3. Roebling Road Raceway - June/July 2015
I was only planning to work this race with my team, Prism Motorsports, but Tilden and Maggie Kinlaw (Owners of Prism Motorsports) gave me the opportunity just a few days prior to leaving for the race. Needless to say I had to rush to clean and prepare my racing gear as I just returned from Homestead-Miami Speedway the week before. The rush was well worth it. Armed with a set of twelve and thirteen cycle tires my plan was to focus on learning more car control and less on event performance. Instead of my usual endurance race, this weekend was a double sprint formatted event. We had one qualifying session and one sprint race per day. On Saturday the twelve cycle tires proved their worth with struggle (that was sarcasm). It was difficult to keep up with the race leaders with a set of tires that had already peaked and fallen off in grip levels. I pushed hard enough to still earn a nice second place finish behind a fellow team mate. Sunday was a different story. I missed my qualifying session to help get all of our drivers out on track, so I started from the back in the sprint race. It started to rain on the pace lap, which was perfect for my tires. In the dry the tires were worn out, but in the rain it didn't matter anymore. I quickly shuffled through the field missing quite a few small incidents and ended up right behind my team mate. I was turning consistently faster times than him but couldn't find a gap to slip through with out taking us both out. So I finished second once again. These two podiums plus the other two double podium finishes earlier this year made a total of six podiums, three double podium weekends in a row.
4. Inverness Grand Prix - November 2015
In early September I decided to rebuild my Gillard Daytona from my last years in karting to make a return to the karting scene in between my car racing seasons.
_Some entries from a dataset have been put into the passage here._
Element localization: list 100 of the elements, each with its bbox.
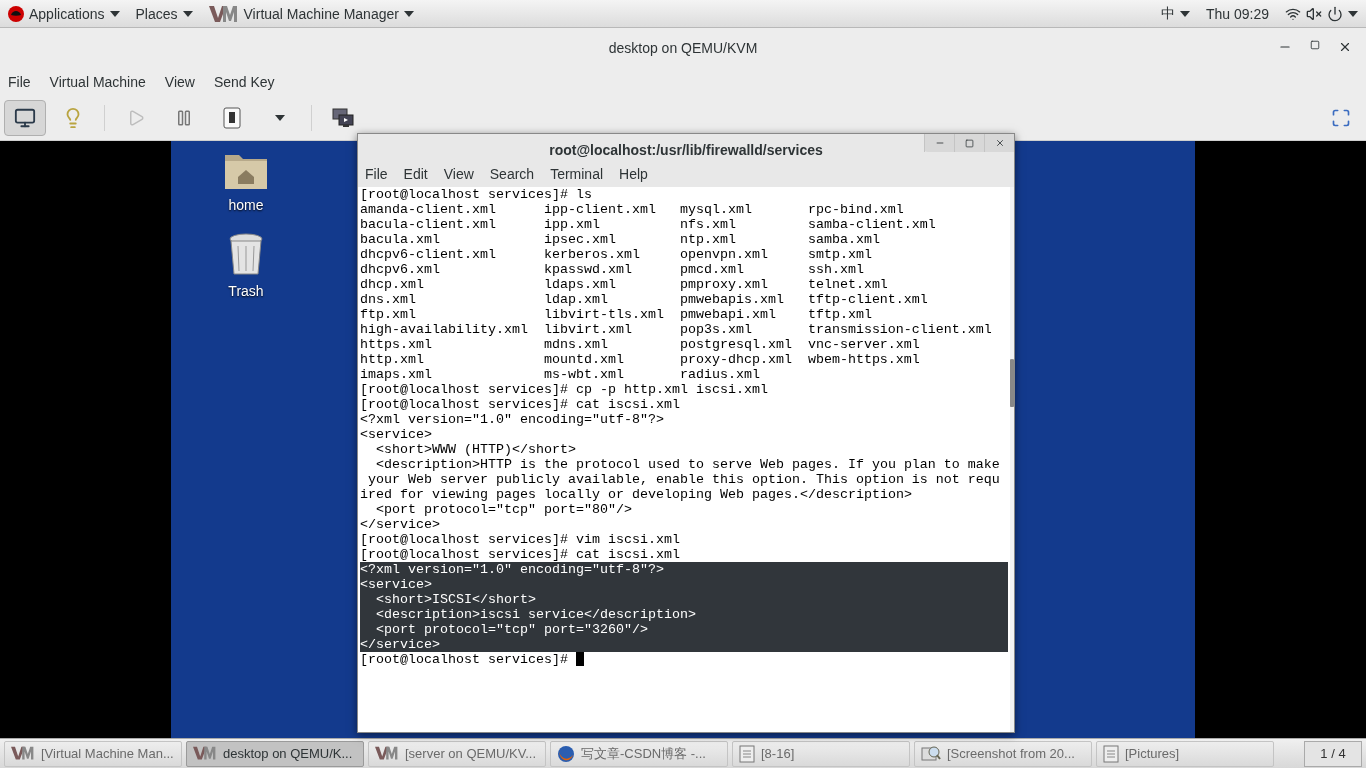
- file-name: libvirt.xml: [543, 322, 632, 337]
- terminal-line: [root@localhost services]# vim iscsi.xml: [360, 532, 680, 547]
- terminal-line: ired for viewing pages locally or developing Web pages.</description>: [360, 487, 912, 502]
- file-name: http.xml: [360, 352, 424, 367]
- top-menu[interactable]: Virtual Machine Manager: [243, 5, 399, 22]
- terminal-line: <description>iscsi service</description>: [375, 607, 696, 622]
- file-name: rpc-bind.xml: [807, 202, 904, 217]
- terminal-line: <short>ISCSI</short>: [375, 592, 536, 607]
- clock[interactable]: Thu 09:29: [1205, 5, 1269, 22]
- taskbar-item[interactable]: [Screenshot from 20...: [914, 740, 1092, 767]
- file-name: tftp.xml: [807, 307, 872, 322]
- terminal-title: root@localhost:/usr/lib/firewalld/services: [549, 142, 823, 158]
- terminal-line: <port protocol="tcp" port="80"/>: [375, 502, 632, 517]
- file-name: dhcpv6.xml: [360, 262, 440, 277]
- caret-icon: [403, 10, 414, 17]
- file-name: imaps.xml: [360, 367, 432, 382]
- file-name: transmission-client.xml: [807, 322, 992, 337]
- fox-globe-icon: [557, 744, 575, 763]
- taskbar-item[interactable]: [Pictures]: [1096, 740, 1274, 767]
- input-method[interactable]: 中: [1160, 4, 1175, 23]
- play-icon: [127, 109, 145, 127]
- maximize-icon[interactable]: [1310, 40, 1320, 50]
- power-icon[interactable]: [1327, 5, 1343, 22]
- file-name: mountd.xml: [543, 352, 624, 367]
- menu-item[interactable]: View: [164, 74, 195, 90]
- terminal-line: <service>: [360, 577, 432, 592]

When I mean rebuild, I literally meant I stripped the kart down to the bare frame, cleaned all of the parts, and rebuilt every system that I could in preparation for this year's Inverness Grand Prix. My girlfriend (Danielle), my father (Jeff), and my mentor (Mark Eaton) all helped me reach my goal of competing at Inverness Grand Prix and finishing the kart prep in time. I get on track for the first time since 2013 and immediately find my bearings and settle right in to the kart. There's only one problem, the kart is stiff. The frame isn't flexible enough to properly handle the bumps on the course, let alone the corners. Mark and I made some changes and it instantly pays off. I end up turning a lap three-fourths of a second faster than the second fastest kart. We both know there is more we can get out of the kart, chassis-wise and engine-wise. So we made some more changes that would have guaranteed us dropping at least another half of a second. Sadly we never got the chance to try out our changes. Again, for the third time this season we had a day shortened by Mother Nature. Let's just say a river running across the paddock and racing surface ankle deep puts a damper on any kind of racing... We were definitely looking at a sweep of the race event. This was our first pole of the year as well.